The generally accepted image of international trade is one in which a number of trading communities... are engaged in striving each to win for itself, and at the expense of the others, the largest possible share of a strictly limited objective—the world market. ... So far as world or international trade is rightly presented as a competitive process, that competition takes place not between America, Britain, Germany, but between a number of separate American, British, German, firms. The immediate interests of these firms is not directed along political lines.
All progress, from primitive savagedom to modern civilisation, will... appear as consisting in the progressive socialisation of the lower functions, the stoppage of lower forms of competition and of the education of the more brutal qualities, in order that a larger and larger proportion of individual activity may be engaged in the exercise of higher functions, the practice of competition upon higher planes, and the education of higher forms of fitness.
If imperial expansion were really nothing other than a phase of the natural history of a nation it would be as idle to protest against it as to argue with an earthquake. But the policy of civilised States differs from that of uncivilised States in resting more largely upon deliberate conscious choice, partaking more definitely of the character of conduct.

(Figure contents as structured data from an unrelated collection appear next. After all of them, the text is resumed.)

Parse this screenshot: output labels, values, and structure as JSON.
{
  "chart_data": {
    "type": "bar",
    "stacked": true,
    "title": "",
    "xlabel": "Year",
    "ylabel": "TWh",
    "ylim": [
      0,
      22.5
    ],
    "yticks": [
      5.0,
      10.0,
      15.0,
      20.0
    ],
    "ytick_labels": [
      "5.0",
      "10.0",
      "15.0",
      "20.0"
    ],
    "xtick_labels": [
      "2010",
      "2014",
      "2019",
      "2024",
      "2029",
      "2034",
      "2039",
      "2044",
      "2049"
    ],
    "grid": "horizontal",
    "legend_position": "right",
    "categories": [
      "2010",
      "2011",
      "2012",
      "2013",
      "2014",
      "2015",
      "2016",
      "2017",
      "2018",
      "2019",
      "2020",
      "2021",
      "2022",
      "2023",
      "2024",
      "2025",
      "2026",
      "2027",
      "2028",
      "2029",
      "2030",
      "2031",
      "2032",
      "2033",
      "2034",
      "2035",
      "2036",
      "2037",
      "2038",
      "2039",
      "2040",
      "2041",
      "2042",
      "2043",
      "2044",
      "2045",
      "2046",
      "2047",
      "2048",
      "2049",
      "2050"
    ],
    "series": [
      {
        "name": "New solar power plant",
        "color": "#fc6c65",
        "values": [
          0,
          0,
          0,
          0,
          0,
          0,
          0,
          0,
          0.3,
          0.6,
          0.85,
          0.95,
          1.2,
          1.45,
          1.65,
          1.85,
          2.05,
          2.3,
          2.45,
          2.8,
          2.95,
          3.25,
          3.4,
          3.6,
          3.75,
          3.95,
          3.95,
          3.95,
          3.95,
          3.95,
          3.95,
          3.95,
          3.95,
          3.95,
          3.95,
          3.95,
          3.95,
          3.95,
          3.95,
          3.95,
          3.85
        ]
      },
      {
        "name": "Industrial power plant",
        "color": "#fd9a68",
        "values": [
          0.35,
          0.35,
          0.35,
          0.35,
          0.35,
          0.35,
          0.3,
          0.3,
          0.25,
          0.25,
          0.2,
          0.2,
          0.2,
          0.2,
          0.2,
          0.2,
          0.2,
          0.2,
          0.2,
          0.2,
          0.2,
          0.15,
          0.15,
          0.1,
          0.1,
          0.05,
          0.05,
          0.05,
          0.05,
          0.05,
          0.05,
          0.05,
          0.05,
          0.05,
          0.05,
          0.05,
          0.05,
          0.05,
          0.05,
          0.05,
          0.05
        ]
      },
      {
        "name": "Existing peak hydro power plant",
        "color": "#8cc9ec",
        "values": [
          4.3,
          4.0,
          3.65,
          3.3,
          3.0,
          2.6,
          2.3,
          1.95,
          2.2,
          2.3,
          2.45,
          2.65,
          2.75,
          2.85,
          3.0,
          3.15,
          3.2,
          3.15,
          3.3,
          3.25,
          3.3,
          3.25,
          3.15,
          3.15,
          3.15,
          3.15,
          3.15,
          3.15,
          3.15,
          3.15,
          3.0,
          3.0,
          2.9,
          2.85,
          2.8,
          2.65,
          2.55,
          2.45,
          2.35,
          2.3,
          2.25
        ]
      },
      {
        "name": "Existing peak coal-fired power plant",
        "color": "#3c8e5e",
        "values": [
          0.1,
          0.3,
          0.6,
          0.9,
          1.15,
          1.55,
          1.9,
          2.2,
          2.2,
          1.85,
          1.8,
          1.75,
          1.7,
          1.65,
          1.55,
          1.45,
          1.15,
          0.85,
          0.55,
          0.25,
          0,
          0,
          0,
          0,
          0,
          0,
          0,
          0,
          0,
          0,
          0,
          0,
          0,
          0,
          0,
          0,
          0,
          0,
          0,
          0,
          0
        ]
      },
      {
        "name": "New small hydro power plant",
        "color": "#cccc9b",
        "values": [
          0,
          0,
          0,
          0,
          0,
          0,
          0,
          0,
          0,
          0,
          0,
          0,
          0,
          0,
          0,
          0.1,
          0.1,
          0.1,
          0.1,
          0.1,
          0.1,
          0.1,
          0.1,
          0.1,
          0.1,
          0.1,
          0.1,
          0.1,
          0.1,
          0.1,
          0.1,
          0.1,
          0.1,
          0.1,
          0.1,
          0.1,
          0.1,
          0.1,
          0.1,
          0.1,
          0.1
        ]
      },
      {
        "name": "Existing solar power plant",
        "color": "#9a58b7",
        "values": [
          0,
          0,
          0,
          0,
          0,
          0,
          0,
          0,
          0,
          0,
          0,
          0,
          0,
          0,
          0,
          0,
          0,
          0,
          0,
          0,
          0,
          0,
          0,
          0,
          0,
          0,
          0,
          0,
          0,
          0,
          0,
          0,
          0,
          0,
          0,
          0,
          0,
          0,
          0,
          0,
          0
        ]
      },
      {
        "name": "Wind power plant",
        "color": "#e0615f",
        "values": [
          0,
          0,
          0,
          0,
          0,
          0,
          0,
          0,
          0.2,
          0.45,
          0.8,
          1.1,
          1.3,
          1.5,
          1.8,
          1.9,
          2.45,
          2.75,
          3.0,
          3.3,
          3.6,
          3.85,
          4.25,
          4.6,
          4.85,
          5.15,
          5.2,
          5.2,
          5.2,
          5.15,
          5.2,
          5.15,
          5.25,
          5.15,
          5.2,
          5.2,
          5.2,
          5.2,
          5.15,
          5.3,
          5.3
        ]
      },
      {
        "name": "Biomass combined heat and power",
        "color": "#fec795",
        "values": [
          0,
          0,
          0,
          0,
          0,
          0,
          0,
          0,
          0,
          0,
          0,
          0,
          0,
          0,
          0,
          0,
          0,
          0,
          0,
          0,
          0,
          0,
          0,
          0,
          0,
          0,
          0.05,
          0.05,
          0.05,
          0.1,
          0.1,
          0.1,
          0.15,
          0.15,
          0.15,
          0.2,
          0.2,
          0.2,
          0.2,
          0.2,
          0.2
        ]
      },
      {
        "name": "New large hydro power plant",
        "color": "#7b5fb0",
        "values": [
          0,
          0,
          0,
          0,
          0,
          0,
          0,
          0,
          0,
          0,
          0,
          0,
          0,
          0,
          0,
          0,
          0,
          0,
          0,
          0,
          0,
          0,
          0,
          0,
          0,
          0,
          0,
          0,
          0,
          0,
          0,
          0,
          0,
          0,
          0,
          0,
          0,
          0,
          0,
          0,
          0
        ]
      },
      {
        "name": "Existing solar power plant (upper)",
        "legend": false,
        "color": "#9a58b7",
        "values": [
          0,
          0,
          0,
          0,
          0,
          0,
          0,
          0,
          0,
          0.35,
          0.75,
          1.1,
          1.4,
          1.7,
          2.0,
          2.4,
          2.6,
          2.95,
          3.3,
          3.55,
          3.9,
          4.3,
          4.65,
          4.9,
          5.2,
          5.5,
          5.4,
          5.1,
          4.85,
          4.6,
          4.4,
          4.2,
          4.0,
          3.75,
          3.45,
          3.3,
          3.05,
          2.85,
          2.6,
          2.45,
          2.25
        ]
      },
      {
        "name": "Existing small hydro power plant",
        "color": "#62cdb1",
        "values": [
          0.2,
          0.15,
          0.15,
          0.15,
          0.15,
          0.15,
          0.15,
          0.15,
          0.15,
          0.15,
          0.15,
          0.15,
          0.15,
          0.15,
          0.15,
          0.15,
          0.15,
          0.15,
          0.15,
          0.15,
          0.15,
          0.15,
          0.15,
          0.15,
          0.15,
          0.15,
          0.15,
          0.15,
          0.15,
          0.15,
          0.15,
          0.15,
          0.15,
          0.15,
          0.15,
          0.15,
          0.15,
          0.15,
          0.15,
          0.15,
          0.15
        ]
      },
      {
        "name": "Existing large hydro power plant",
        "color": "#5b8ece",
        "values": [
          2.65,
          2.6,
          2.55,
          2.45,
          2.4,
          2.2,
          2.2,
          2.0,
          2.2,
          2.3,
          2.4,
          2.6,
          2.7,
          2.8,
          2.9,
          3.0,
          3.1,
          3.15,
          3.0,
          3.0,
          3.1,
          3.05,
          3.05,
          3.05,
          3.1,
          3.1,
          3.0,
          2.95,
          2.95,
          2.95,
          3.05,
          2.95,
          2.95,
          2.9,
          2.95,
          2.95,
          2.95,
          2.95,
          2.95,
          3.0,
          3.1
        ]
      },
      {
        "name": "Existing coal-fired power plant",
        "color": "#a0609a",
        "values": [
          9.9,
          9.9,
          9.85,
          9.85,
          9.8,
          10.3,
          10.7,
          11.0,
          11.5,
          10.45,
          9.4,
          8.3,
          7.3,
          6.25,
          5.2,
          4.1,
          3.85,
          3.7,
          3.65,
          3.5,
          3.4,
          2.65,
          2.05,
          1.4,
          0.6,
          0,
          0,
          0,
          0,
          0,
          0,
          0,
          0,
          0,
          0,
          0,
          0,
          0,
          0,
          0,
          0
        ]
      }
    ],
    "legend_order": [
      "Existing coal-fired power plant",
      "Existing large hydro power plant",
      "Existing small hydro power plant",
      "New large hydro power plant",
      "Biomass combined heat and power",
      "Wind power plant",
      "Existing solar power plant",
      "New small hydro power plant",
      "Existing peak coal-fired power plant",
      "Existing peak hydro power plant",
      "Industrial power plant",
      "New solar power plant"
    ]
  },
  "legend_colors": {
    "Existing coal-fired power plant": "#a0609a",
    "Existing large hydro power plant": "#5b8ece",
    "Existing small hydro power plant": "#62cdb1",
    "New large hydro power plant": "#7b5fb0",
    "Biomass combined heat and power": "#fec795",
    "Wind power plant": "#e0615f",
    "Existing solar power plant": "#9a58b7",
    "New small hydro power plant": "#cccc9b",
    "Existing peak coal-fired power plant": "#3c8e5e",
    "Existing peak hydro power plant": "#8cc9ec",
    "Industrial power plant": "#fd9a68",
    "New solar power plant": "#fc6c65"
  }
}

The present class government means the severance or antagonism of nations, because each ruling class can only keep and use its rule by forcing the antagonisms of foreign policy: intelligent democracies would perceive their identity of interest, and would ensure it by their amicable policy. The genuine forces of internationalism, thus liberated, would first display themselves as economic forces, securing more effective international co-operation for postal, telegraphic, railway, and other transport services, for monetary exchange and for common standards of measurement of various kinds, and for the improved intercommunication of persons, goods, and information. Related and subsidiary to these purposes would come a growth of machinery of courts and congresses, at first informal and private, but gradually taking shape in more definite and more public machinery: the common interests of the arts and sciences would everywhere be weaving an elaborate network of intellectual internationalism, and both economic and intellectual community of needs and interests would contribute to the natural growth of such political solidarity as was required to maintain this real community.